J'y pense aussi à ce soir. Certes, j'essaie de ne plus y penser, mais j'y pense. Bizarre, dès que tu as dit ce soir là, je savais exactement de quel soir tu parlais. On était les dernières à partir. On était dehors. On est rentré, pour ramener les tables et les chaises. Et là... comme un gros silence. On ne s'en était pas apercu. C'était vide. Non, c'est sur, il y avait le petit bordel qui reste tjrs quand s'est presque fini... Quelques costumes qui trainent... Le pont d'éclairage. On aide à ranger, mais on le fait lentement... Parce qu'on sait que quand on aura fini, ce sera fini. Quand on aura fini, on fermera la porte derrière nous, et on y rentrera plus jamais. Pour moi en tout cas. Toi t'y es retourné, mais ce n'était plus pareil. En fermant cette porte, on y a laissé quelque chose. Ce quelque chose qui semblait faire de nous ce que l'on était à l'époque. Je savais que tout allait changer, mais j'esperai tellement pouvoir y retourner et faire comme si rien n'avait changé.

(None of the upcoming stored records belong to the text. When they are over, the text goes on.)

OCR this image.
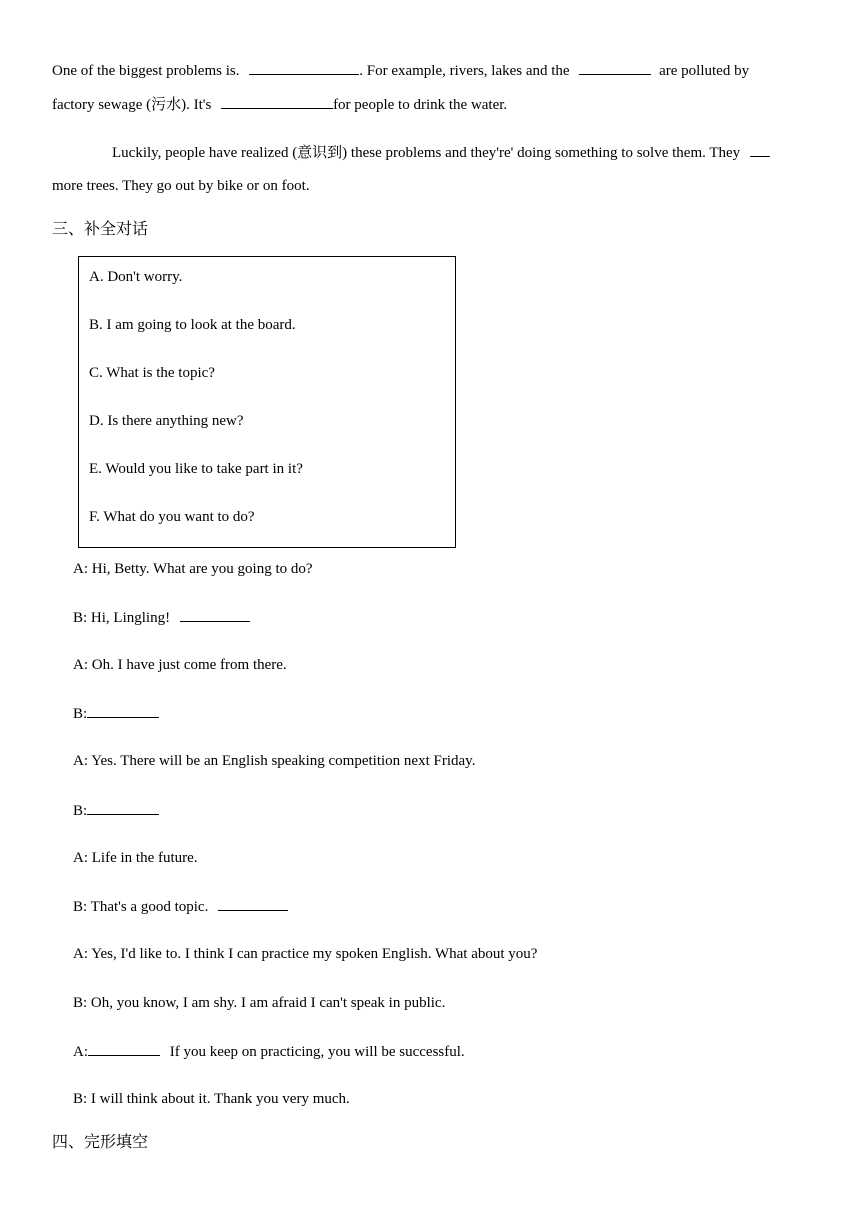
One of the biggest problems is.	. For example, rivers, lakes and the	are polluted by
factory sewage (污水). It's	for people to drink the water.
Luckily, people have realized (意识到) these problems and they're' doing something to solve them. They
more trees. They go out by bike or on foot.
三、补全对话
A. Don't worry.
B. I am going to look at the board.
C. What is the topic?
D. Is there anything new?
E. Would you like to take part in it?
F. What do you want to do?
A: Hi, Betty. What are you going to do?
B: Hi, Lingling!
A: Oh. I have just come from there.
B:
A: Yes. There will be an English speaking competition next Friday.
B:
A: Life in the future.
B: That's a good topic.
A: Yes, I'd like to. I think I can practice my spoken English. What about you?
B: Oh, you know, I am shy. I am afraid I can't speak in public.
A:	If you keep on practicing, you will be successful.
B: I will think about it. Thank you very much.
四、完形填空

On pleurait. Personne ne comprennait trop pourquoi je crois. On n'aime pas montrer qu'on pleure, mais là, c'était le dernier de nos soucis. Le petit monde que l'on s'était frabriqué nous mettait à la porte.
Ce soir là, on ne voulait pas fermer la porte. Mais on l'a fait, et ce qu'on y a laissé, on ne le retrouvera jamais.
Ce soir là, c'était la fin. Le début aussi, d'autre chose. Rien de comparable ça c'est sur, mais on savait bien qu'on ne pouvait pas y rester eternellement.
Le premier jour du bac, un lundi. J'étais dans ma voiture, j'allais au lycée en passant par la petite forêt, et tu m'as envoyé un texto à ce moment là. Tu m'as dit : " Ce fameux jour qui te guette depuis le début de ta scolarité est enfin arrivé... C'est comme si tu devenais grand aujourd'hui à 8h pétante... "
On est devenu grand ce soir là.
Depuis, j'ai changé, et tu as changé aussi, et autour de nous tout a changé à peu de choses près. Mais ce soir là, je savais que même si ça allait être dur, je ne te laisserai pas partir. Je savais que même si je voulais abandonner je ne pourrai pas.
Parce que ce soir là, je me suis faite la promesse d'être heureuse malgrè tout. Et ça, je ne peux le faire sans toi.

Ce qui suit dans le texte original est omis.